I have not been able to confirm this, but I believe BendPoly’s initial courses took place inside a technophile coworking space which Cleveland also owned.
Marketo was thereafter taken private again in a $1.8 Billion deal by Robert Smith’s Vista Equity, which sold it one year later to Adobe for $4.8 Billion.
I did not make any effort to uncover the story behind Cleveland’s departure from Wildcat or his stepping away from the company he founded, but it seems worth noting that on the Traction Gap Partners website, he still lists himself as a former “founder and CEO of Ziplines Education.”
According to the Failory “startup cemetary,” Rafter raised $86 million before it went offline in 2016 and was soon after sold to eCampus.
Since the schools selected Rafter as their exclusive textbook provider and their professors were choosing the rental packages, it was the schools that got blamed when Rafter didn’t deliver materials up to students’ expectations.
The advertised “course creator” for the AI Prompting course is Danoosh Kapadia, a freelance “AI Educator and Growth Strategist” from San Francisco (according to his LinkedIn profile).
This fantasy abounds in the Q&A between Leoni and Gretsch.





Hi Matt, I haven't yet read this post in its entirety, mostly because it's so thought-provoking that it's taking me some time to process.

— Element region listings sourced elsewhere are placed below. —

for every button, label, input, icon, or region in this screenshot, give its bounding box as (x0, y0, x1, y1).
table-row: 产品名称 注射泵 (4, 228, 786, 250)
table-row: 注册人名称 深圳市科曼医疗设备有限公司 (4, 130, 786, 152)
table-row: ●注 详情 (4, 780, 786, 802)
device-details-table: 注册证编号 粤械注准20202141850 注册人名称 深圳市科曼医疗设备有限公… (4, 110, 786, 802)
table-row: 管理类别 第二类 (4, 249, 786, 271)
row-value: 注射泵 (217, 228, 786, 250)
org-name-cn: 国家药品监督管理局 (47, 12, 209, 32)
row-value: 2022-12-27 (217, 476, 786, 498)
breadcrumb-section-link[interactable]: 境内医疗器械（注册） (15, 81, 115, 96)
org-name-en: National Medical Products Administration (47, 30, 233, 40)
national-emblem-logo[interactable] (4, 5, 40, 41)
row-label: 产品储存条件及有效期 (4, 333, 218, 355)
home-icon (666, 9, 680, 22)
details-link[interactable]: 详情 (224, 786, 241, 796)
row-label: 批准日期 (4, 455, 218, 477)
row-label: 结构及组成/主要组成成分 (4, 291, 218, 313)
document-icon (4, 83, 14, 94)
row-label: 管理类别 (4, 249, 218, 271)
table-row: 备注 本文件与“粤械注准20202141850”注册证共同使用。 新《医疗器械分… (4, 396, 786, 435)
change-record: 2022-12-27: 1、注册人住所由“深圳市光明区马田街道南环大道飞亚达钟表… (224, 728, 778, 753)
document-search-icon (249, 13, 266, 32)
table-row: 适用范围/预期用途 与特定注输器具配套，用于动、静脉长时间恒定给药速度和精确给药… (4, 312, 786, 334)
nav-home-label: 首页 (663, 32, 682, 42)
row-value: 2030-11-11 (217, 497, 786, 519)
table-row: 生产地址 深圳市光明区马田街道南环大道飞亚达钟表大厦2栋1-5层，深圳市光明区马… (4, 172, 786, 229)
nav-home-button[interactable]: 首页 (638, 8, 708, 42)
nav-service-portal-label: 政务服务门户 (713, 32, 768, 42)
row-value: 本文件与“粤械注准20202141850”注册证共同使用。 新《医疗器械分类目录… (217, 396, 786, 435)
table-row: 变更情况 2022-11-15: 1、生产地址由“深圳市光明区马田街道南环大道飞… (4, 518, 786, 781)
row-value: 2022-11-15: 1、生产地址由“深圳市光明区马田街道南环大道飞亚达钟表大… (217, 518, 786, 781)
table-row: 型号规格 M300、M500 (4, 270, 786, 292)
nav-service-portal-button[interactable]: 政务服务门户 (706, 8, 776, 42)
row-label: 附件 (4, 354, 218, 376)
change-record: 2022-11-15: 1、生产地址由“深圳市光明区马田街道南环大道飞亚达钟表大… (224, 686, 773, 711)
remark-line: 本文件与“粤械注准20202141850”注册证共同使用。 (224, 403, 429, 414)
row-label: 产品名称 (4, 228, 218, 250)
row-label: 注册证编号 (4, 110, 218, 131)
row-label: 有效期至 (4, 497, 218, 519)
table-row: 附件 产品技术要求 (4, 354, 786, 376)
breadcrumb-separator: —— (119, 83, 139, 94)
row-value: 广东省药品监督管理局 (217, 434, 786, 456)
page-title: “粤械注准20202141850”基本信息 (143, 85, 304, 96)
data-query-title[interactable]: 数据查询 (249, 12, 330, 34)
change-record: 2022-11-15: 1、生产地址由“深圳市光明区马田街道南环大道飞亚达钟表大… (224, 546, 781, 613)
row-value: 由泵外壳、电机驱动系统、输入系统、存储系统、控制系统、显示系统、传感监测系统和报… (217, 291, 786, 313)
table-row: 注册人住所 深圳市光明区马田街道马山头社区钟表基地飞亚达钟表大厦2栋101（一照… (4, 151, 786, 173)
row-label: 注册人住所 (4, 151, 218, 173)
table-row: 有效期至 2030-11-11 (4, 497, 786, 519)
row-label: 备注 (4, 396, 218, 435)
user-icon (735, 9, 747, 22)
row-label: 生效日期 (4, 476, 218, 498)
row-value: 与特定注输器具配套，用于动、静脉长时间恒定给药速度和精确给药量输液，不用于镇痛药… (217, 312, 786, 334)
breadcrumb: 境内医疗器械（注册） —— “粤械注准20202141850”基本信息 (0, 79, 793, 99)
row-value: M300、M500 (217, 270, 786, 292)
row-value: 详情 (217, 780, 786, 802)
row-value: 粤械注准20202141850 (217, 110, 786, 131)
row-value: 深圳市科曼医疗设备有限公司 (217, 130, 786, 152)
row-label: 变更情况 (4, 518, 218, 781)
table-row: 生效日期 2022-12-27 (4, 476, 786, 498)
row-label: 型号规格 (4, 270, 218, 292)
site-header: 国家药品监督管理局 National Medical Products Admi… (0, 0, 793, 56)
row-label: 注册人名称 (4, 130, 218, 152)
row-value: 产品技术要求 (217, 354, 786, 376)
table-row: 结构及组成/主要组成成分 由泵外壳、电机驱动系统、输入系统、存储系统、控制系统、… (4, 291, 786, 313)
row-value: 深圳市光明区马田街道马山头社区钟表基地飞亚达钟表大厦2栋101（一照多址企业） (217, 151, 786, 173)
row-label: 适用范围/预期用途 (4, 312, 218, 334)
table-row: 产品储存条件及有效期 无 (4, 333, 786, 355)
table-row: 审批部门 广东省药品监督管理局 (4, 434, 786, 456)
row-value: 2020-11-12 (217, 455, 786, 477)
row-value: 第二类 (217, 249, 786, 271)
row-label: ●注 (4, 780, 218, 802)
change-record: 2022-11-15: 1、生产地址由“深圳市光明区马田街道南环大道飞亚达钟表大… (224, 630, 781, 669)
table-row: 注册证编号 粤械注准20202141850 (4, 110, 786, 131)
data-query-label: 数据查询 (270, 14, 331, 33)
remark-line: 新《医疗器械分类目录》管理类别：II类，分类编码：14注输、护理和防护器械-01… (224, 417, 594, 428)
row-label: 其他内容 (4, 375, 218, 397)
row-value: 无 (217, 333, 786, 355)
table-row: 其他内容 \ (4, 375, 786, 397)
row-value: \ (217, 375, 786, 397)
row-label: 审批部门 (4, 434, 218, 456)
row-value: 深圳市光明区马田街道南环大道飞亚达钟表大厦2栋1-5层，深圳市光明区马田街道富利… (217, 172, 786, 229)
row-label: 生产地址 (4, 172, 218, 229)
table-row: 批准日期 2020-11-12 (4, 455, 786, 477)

One of the thoughts it's provoked so far, though, is your argument's resonance with a piece by a long gone Columbia sociologist, Robert Lynd, on the Truman Commission's Report, Higher Education for American Democracy. Lynd's 1948 essay, "Who Calls the Tune?," appeared in the Journal of Higher Education (19.4). (I'm happy to send a pdf, if you can't access that journal.) Lynd's perspicacity astounds: as the Report (famously) called for higher ed's help in sustaining democracy, Lynd states plainly that our democracy--this is immediate post-WWII--was already, and perhaps fatally, hampered by capitalism. How could higher ed support democracy, then, in its post-war form? What higher ed needed to do was to question the capitalistic incursion and rethink what democracy was/could be otherwise.
I've engaged Lynd's critique in my research into higher ed's role in the implementation of Am foreign policy in the early Cold War. As a lit prof, I am curious about how this role shaped the place of the humanities in higher ed. And, being at MSU, I am particularly concerned with the land-grants' participation. C. Cilano
Important info that helps us to understand venture capital's aims and damage already done to education. I think it's useful to see the cleavage between those supporting Trump's full privatization of education with tech and the new neoliberal project to privatize, hollow out in a "public" system. AFT's deal with OpenAI and Anthropic to help teachers use AI straddles both.